Meluangkan waktu keluarga untuk Alquran, dengan cara membaca, menghafal,
mengulang, menghayati, mengamalkan dan memasyarakatkannya. Generasi qur’ani
adalah generasi yang sangat cinta dengan Alquran, seringnya, akbrabnya dengan
Alquran, oleh sebab itu seseorang yang paling baik, paling pandai bacaan
Alqurannya, ia paling layak dan pantas menjadi pemimpin sholat (HR Muslim).

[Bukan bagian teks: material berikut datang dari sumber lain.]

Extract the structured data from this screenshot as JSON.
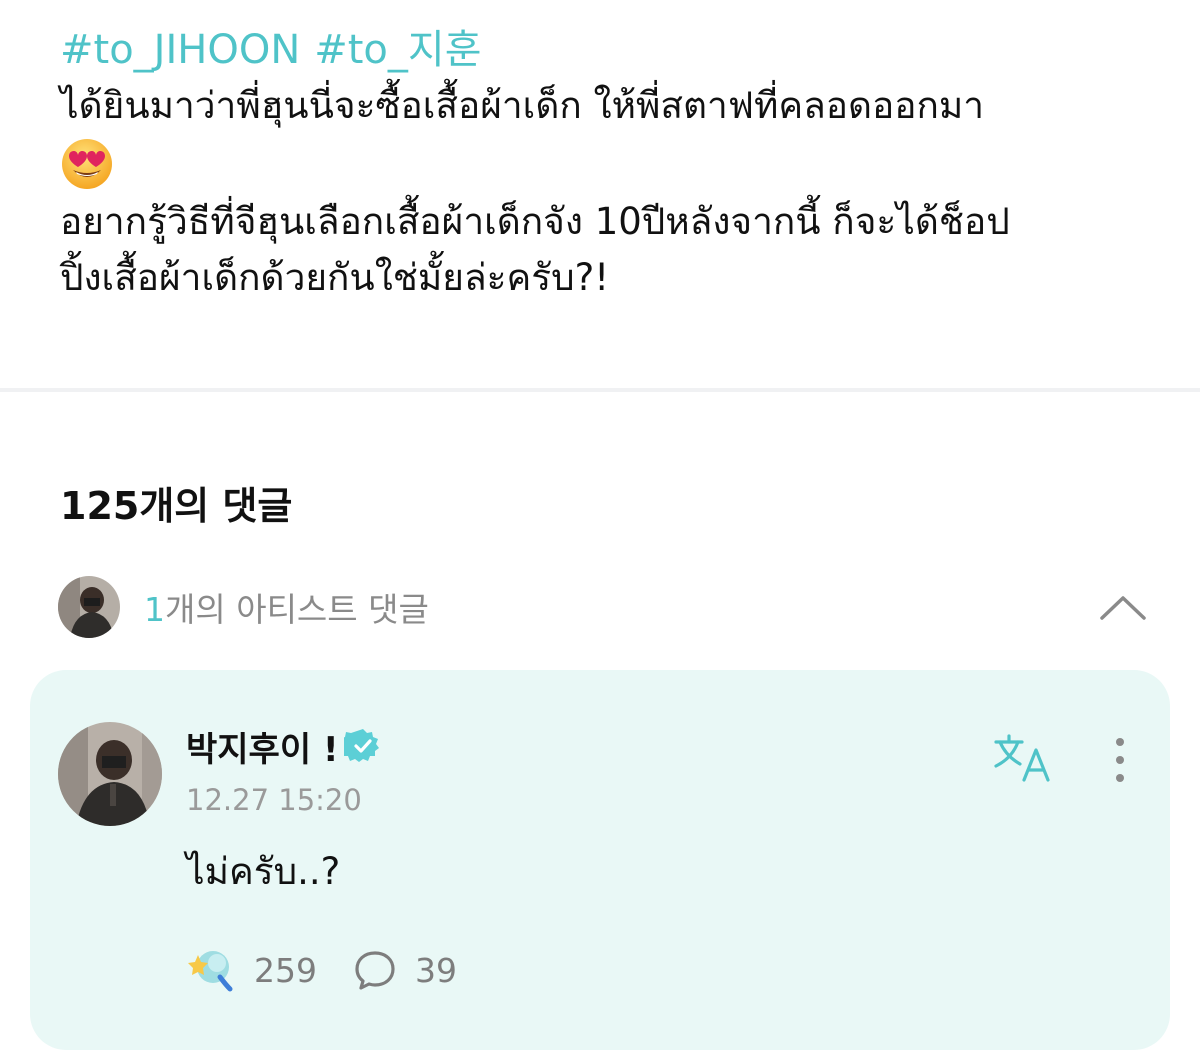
{
  "post": {
    "hashtags": [
      "#to_JIHOON",
      "#to_지훈"
    ],
    "line1": "ได้ยินมาว่าพี่ฮุนนี่จะซื้อเสื้อผ้าเด็ก ให้พี่สตาฟที่คลอดออกมา",
    "emoji": "smiling-face-with-heart-eyes",
    "line2": "อยากรู้วิธีที่จีฮุนเลือกเสื้อผ้าเด็กจัง 10ปีหลังจากนี้ ก็จะได้ช็อป",
    "line3": "ปิ้งเสื้อผ้าเด็กด้วยกันใช่มั้ยล่ะครับ?!"
  },
  "comments": {
    "count_label": "125개의 댓글",
    "artist_summary": {
      "count": "1",
      "label": "개의 아티스트 댓글"
    }
  },
  "artist_comment": {
    "author": "박지후이 !",
    "timestamp": "12.27 15:20",
    "text": "ไม่ครับ..?",
    "likes": "259",
    "replies": "39"
  },
  "colors": {
    "accent": "#4fc3c8",
    "card_bg": "#e9f8f6",
    "verified": "#5ccfd6"
  },
  "icons": [
    "chevron-up-icon",
    "verified-badge-icon",
    "translate-icon",
    "more-vertical-icon",
    "like-reaction-icon",
    "comment-bubble-icon"
  ]
}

Syarat kelima adalah selalu
menjaga, memelihara anak dari api neraka, bukan hanya menyelamatkan diri kita
sendiri, melainkan menyelamatkan juga keluarga dan lingkungan kita
(QS-At-Tahriim: 6).
Syarat keenam adalah senantiasa
membina anak dalam pendidikan yang islami, baik itu pendidikan umum ataupun
syar’i, kejarlah pendidikan dengan setinggi-tingginya, menjadi pakar ataupun
guru besar, akan tetapi perlu ditekankan bahwa dengan pendidikan itulah membuat
anak kita semakin takut kepada Allah SWT, seperti takutnya kambing akan
terkaman serigala, (QS Faatir: 28), (HR Bukhari). Mewariskan yang terbaik untuk
anak bukan hanya harta (QS Al-Kahfi: 80-81), namun juga dibarengi dengan ilmu
(Ali bin Abi Thalib). Dengan kedua hal itu mampu menjaga anak kita dari
miskinnya harta, dan banyaknya keberkahan ilmu. InshaAllah.